Jeremy Corbyn is resisting pressure from Labour MPs to commit the party to keeping the UK in the EU single market after Brexit.

As activists gathered in Brighton for the start of Labour’s annual conference, 30 senior figures have written an open letter calling for the party to do whatever it takes to keep Britain in the single market and the customs union.

But in a high-profile TV interview kicking off the week’s events, Mr Corbyn said Labour needed to be careful not to give up powers which it will need in government to deploy state support for industry.

An upbeat Mr Corbyn, who goes into the conference in an unassailable position just a year after facing an attempt to oust him as leader, said the Conservative Government was “running out of steam”, while within Labour “the steam is rising, not falling, and the movement is stronger than ever”.

He confirmed he had received unanimous support from Labour’s ruling National Executive Committee to give greater power to party members, including by giving conference the final say on deciding policy.

In an interview with BBC1’s Andrew Marr Show, the Labour leader repeatedly dodged the question of whether he would join picket lines on an illegal strike, but said he would “be with” workers demanding decent pay rises.

The 68-year-old veteran was reported by the Sunday Mirror to have said that he wanted to serve 10 years in Downing Street – something which could keep him in power until the age of 83.

However, he suggested in his TV interview that this was the period he thought Labour needed to push through its agenda.

“What I said was that we need at least two terms of a Labour government to start to address issues of poverty and injustice and inequality in Britain and to build the houses we need in this country,” said Mr Corbyn.

Shadow Brexit secretary Sir Keir Starmer has previously said that under a Labour government Britain would remain in the single market and the customs union for a transitional period of two to four years after Brexit.

But signatories to a letter published in the Observer, including former shadow cabinet members Chuka Umunna and Heidi Alexander, as well as one of Mr Corbyn’s closest allies in his early days as leader, Clive Lewis, said the party should go further to protect jobs and workers’ rights.

The letter, which was also signed by the TSSA union’s general secretary, Manuel Cortes, former Northern Ireland secretary Lord Hain and Liverpool mayor Joe Anderson, warned that leaving the single market would “hit the most vulnerable in our society hardest”.
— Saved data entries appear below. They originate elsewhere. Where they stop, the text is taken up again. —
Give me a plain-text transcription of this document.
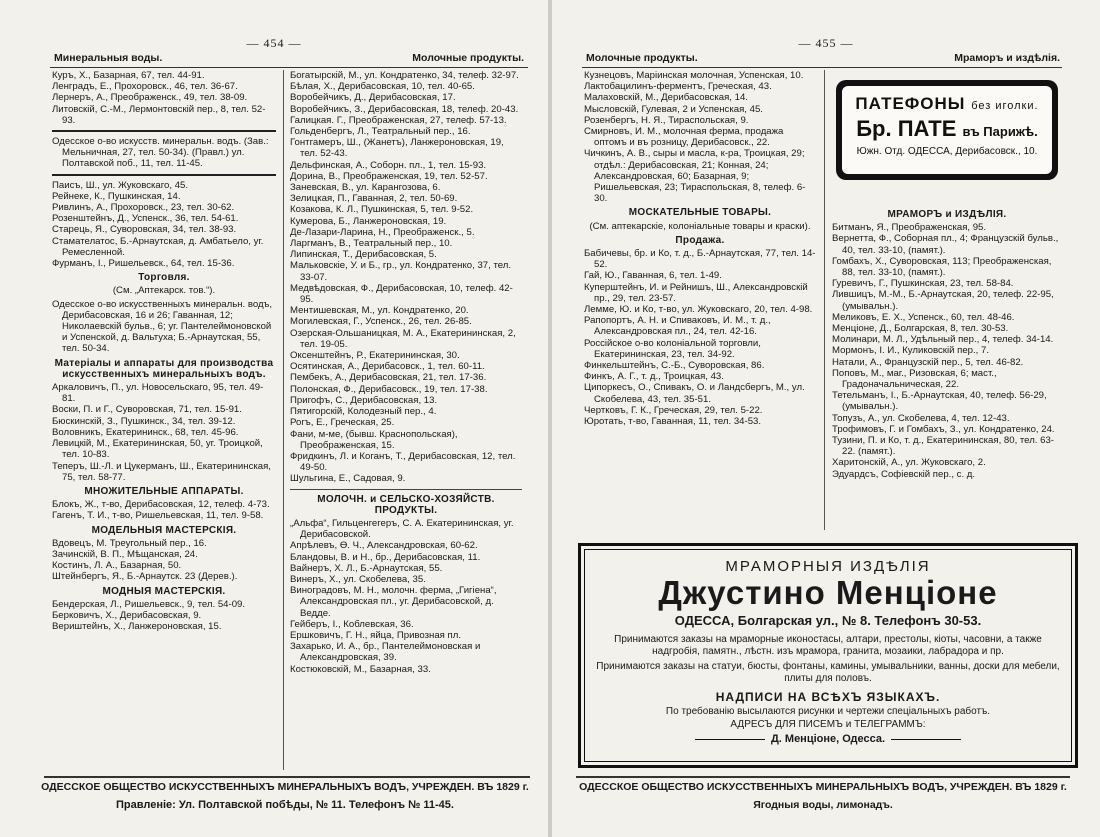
— 454 —
Минеральныя воды.	Молочные продукты.

Куръ, Х., Базарная, 67, тел. 44-91.

Ленградъ, Е., Прохоровск., 46, тел. 36-67.

Лернеръ, А., Преображенск., 49, тел. 38-09.

Литовскій, С.-М., Лермонтовскій пер., 8, тел. 52-93.

Одесское о-во искусств. минеральн. водъ. (Зав.: Мельничная, 27, тел. 50-34). (Правл.) ул. Полтавской поб., 11, тел. 11-45.

Паисъ, Ш., ул. Жуковскаго, 45.

Рейнеке, К., Пушкинская, 14.

Ривлинъ, А., Прохоровск., 23, тел. 30-62.

Розенштейнъ, Д., Успенск., 36, тел. 54-61.

Старець, Я., Суворовская, 34, тел. 38-93.

Стамателатос, Б.-Арнаутская, д. Амбатьело, уг. Ремесленной.

Фурманъ, І., Ришельевск., 64, тел. 15-36.

Торговля.

(См. „Аптекарск. тов.“).

Одесское о-во искусственныхъ минеральн. водъ, Дерибасовская, 16 и 26; Гаванная, 12; Николаевскій бульв., 6; уг. Пантелеймоновской и Успенской, д. Вальтуха; Б.-Арнаутская, 55, тел. 50-34.

Матеріалы и аппараты для производства искусственныхъ минеральныхъ водъ.

Аркаловичъ, П., ул. Новосельскаго, 95, тел. 49-81.

Воски, П. и Г., Суворовская, 71, тел. 15-91.

Бюскинскій, З., Пушкинск., 34, тел. 39-12.

Воловникъ, Екатерининск., 68, тел. 45-96.

Левицкій, М., Екатерининская, 50, уг. Троицкой, тел. 10-83.

Теперъ, Ш.-Л. и Цукерманъ, Ш., Екатерининская, 75, тел. 58-77.

МНОЖИТЕЛЬНЫЕ АППАРАТЫ.

Блокъ, Ж., т-во, Дерибасовская, 12, телеф. 4-73.

Гагенъ, Т. И., т-во, Ришельевская, 11, тел. 9-58.

МОДЕЛЬНЫЯ МАСТЕРСКІЯ.

Вдовецъ, М. Треугольный пер., 16.

Зачинскій, В. П., Мѣщанская, 24.

Костинъ, Л. А., Базарная, 50.

Штейнбергъ, Я., Б.-Арнаутск. 23 (Дерев.).

МОДНЫЯ МАСТЕРСКІЯ.

Бендерская, Л., Ришельевск., 9, тел. 54-09.

Берковичъ, Х., Дерибасовская, 9.

Вериштейнъ, Х., Ланжероновская, 15.

Богатырскій, М., ул. Кондратенко, 34, телеф. 32-97.

Бѣлая, Х., Дерибасовская, 10, тел. 40-65.

Воробейчикъ, Д., Дерибасовская, 17.

Воробейчикъ, З., Дерибасовская, 18, телеф. 20-43.

Галицкая. Г., Преображенская, 27, телеф. 57-13.

Гольденбергъ, Л., Театральный пер., 16.

Гонтгамеръ, Ш., (Жанетъ), Ланжероновская, 19, тел. 52-43.

Дельфинская, А., Соборн. пл., 1, тел. 15-93.

Дорина, В., Преображенская, 19, тел. 52-57.

Заневская, В., ул. Карангозова, 6.

Зелицкая, П., Гаванная, 2, тел. 50-69.

Козакова, К. Л., Пушкинская, 5, тел. 9-52.

Кумерова, Б., Ланжероновская, 19.

Де-Лазари-Ларина, Н., Преображенск., 5.

Ларгманъ, В., Театральный пер., 10.

Липинская, Т., Дерибасовская, 5.

Мальковскіе, У. и Б., гр., ул. Кондратенко, 37, тел. 33-07.

Медвѣдовская, Ф., Дерибасовская, 10, телеф. 42-95.

Ментишевская, М., ул. Кондратенко, 20.

Могилевская, Г., Успенск., 26, тел. 26-85.

Озерская-Ольшаницкая, М. А., Екатерининская, 2, тел. 19-05.

Оксенштейнъ, Р., Екатерининская, 30.

Осятинская, А., Дерибасовск., 1, тел. 60-11.

Пембекъ, А., Дерибасовская, 21, тел. 17-36.

Полонская, Ф., Дерибасовск., 19, тел. 17-38.

Пригофъ, С., Дерибасовская, 13.

Пятигорскій, Колодезный пер., 4.

Рогъ, Е., Греческая, 25.

Фани, м-ме, (бывш. Краснопольская), Преображенская, 15.

Фридкинъ, Л. и Коганъ, Т., Дерибасовская, 12, тел. 49-50.

Шульгина, Е., Садовая, 9.

МОЛОЧН. и СЕЛЬСКО-ХОЗЯЙСТВ. ПРОДУКТЫ.

„Альфа“, Гильценгегеръ, С. А. Екатерининская, уг. Дерибасовской.

Апрѣлевъ, Ѳ. Ч., Александровская, 60-62.

Бландовы, В. и Н., бр., Дерибасовская, 11.

Вайнеръ, Х. Л., Б.-Арнаутская, 55.

Винеръ, Х., ул. Скобелева, 35.

Виноградовъ, М. Н., молочн. ферма, „Гигіена“, Александровская пл., уг. Дерибасовской, д. Ведде.

Гейберъ, І., Коблевская, 36.

Ершковичъ, Г. Н., яйца, Привозная пл.

Захарько, И. А., бр., Пантелеймоновская и Александровская, 39.

Костюковскій, М., Базарная, 33.

ОДЕССКОЕ ОБЩЕСТВО ИСКУССТВЕННЫХЪ МИНЕРАЛЬНЫХЪ ВОДЪ, УЧРЕЖДЕН. ВЪ 1829 г.
Правленіе: Ул. Полтавской побѣды, № 11. Телефонъ № 11-45.
— 455 —
Молочные продукты.	Мраморъ и издѣлія.

Кузнецовъ, Маріинская молочная, Успенская, 10.

Лактобацилинъ-ферментъ, Греческая, 43.

Малаховскій, М., Дерибасовская, 14.

Мысловскій, Гулевая, 2 и Успенская, 45.

Розенбергъ, Н. Я., Тираспольская, 9.

Смирновъ, И. М., молочная ферма, продажа оптомъ и въ розницу, Дерибасовск., 22.

Чичкинъ, А. В., сыры и масла, к-ра, Троицкая, 29; отдѣл.: Дерибасовская, 21; Конная, 24; Александровская, 60; Базарная, 9; Ришельевская, 23; Тираспольская, 8, телеф. 6-30.

МОСКАТЕЛЬНЫЕ ТОВАРЫ.

(См. аптекарскіе, колоніальные товары и краски).

Продажа.

Бабичевы, бр. и Ко, т. д., Б.-Арнаутская, 77, тел. 14-52.

Гай, Ю., Гаванная, 6, тел. 1-49.

Куперштейнъ, И. и Рейнишъ, Ш., Александровскій пр., 29, тел. 23-57.

Лемме, Ю. и Ко, т-во, ул. Жуковскаго, 20, тел. 4-98.

Рапопортъ, А. Н. и Спиваковъ, И. М., т. д., Александровская пл., 24, тел. 42-16.

Россійское о-во колоніальной торговли, Екатерининская, 23, тел. 34-92.

Финкельштейнъ, С.-Б., Суворовская, 86.

Финкъ, А. Г., т. д., Троицкая, 43.

Ципоркесъ, О., Спивакъ, О. и Ландсбергъ, М., ул. Скобелева, 43, тел. 35-51.

Чертковъ, Г. К., Греческая, 29, тел. 5-22.

Юротать, т-во, Гаванная, 11, тел. 34-53.

ПАТЕФОНЫ без иголки.
Бр. ПАТЕ въ Парижѣ.
Южн. Отд. ОДЕССА, Дерибасовск., 10.
МРАМОРЪ и ИЗДѢЛІЯ.

Битманъ, Я., Преображенская, 95.

Вернетта, Ф., Соборная пл., 4; Французскій бульв., 40, тел. 33-10, (памят.).

Гомбахъ, Х., Суворовская, 113; Преображенская, 88, тел. 33-10, (памят.).

Гуревичъ, Г., Пушкинская, 23, тел. 58-84.

Лившицъ, М.-М., Б.-Арнаутская, 20, телеф. 22-95, (умывальн.).

Меликовъ, Е. Х., Успенск., 60, тел. 48-46.

Менціоне, Д., Болгарская, 8, тел. 30-53.

Молинари, М. Л., Удѣльный пер., 4, телеф. 34-14.

Мормонъ, І. И., Куликовскій пер., 7.

Натали, А., Французскій пер., 5, тел. 46-82.

Поповъ, М., маг., Ризовская, 6; маст., Градоначальническая, 22.

Тетельманъ, І., Б.-Арнаутская, 40, телеф. 56-29, (умывальн.).

Топузъ, А., ул. Скобелева, 4, тел. 12-43.

Трофимовъ, Г. и Гомбахъ, З., ул. Кондратенко, 24.

Тузини, П. и Ко, т. д., Екатерининская, 80, тел. 63-22. (памят.).

Харитонскій, А., ул. Жуковскаго, 2.

Эдуардсъ, Софіевскій пер., с. д.

МРАМОРНЫЯ ИЗДѢЛІЯ
Джустино Менціоне
ОДЕССА, Болгарская ул., № 8. Телефонъ 30-53.
Принимаются заказы на мраморные иконостасы, алтари, престолы, кіоты, часовни, а также надгробія, памятн., лѣстн. изъ мрамора, гранита, мозаики, лабрадора и пр.
Принимаются заказы на статуи, бюсты, фонтаны, камины, умывальники, ванны, доски для мебели, плиты для половъ.
НАДПИСИ НА ВСѢХЪ ЯЗЫКАХЪ.
По требованію высылаются рисунки и чертежи спеціальныхъ работъ.
АДРЕСЪ ДЛЯ ПИСЕМЪ и ТЕЛЕГРАММЪ:
Д. Менціоне, Одесса.
ОДЕССКОЕ ОБЩЕСТВО ИСКУССТВЕННЫХЪ МИНЕРАЛЬНЫХЪ ВОДЪ, УЧРЕЖДЕН. ВЪ 1829 г.
Ягодныя воды, лимонадъ.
“At our conference this week, Labour should commit to staying in the single market and customs union – ruling out no options for how to achieve this – and to working with sister parties and others across Europe to improve workers’ rights, boost trade union membership and put an end to the exploitation of workers, not freedom of movement,” they said.

Speaking to Marr, Mr Corbyn said he wanted to ensure “tariff-free access to the European market”.

But he added: “I would also say that we need to look very carefully at the terms of our trade relationship, because at the moment we are a part of the single market and that has within it restrictions on state aid and state spending and pressures on it, through the European Union, to privatise rail and other services.

“I think we need to be careful about the powers we need as a national government.”

He suggested that EU rules could have prevented him as prime minister from intervening to prop up Britain’s steel industry during its recent crisis, and would block a future Labour government from investing in industries.

Pressed on whether free movement should continue from the EU after Brexit, Mr Corbyn said abuses of the system by rogue employers had to stop but there would still be “a lot” of movement.

“We have to recognise that in the future we are going to need people to work in Europe and people from Europe are going to need to work here,” he said.

Mr Corbyn said a transitional period should last “as long as necessary” as he questioned Mrs May’s suggestion it should be around two years.

Asked whether it could last as long as a decade he said “no, I don’t think so” but added: “I think it’s impossible for anyone to put an absolute figure on that.”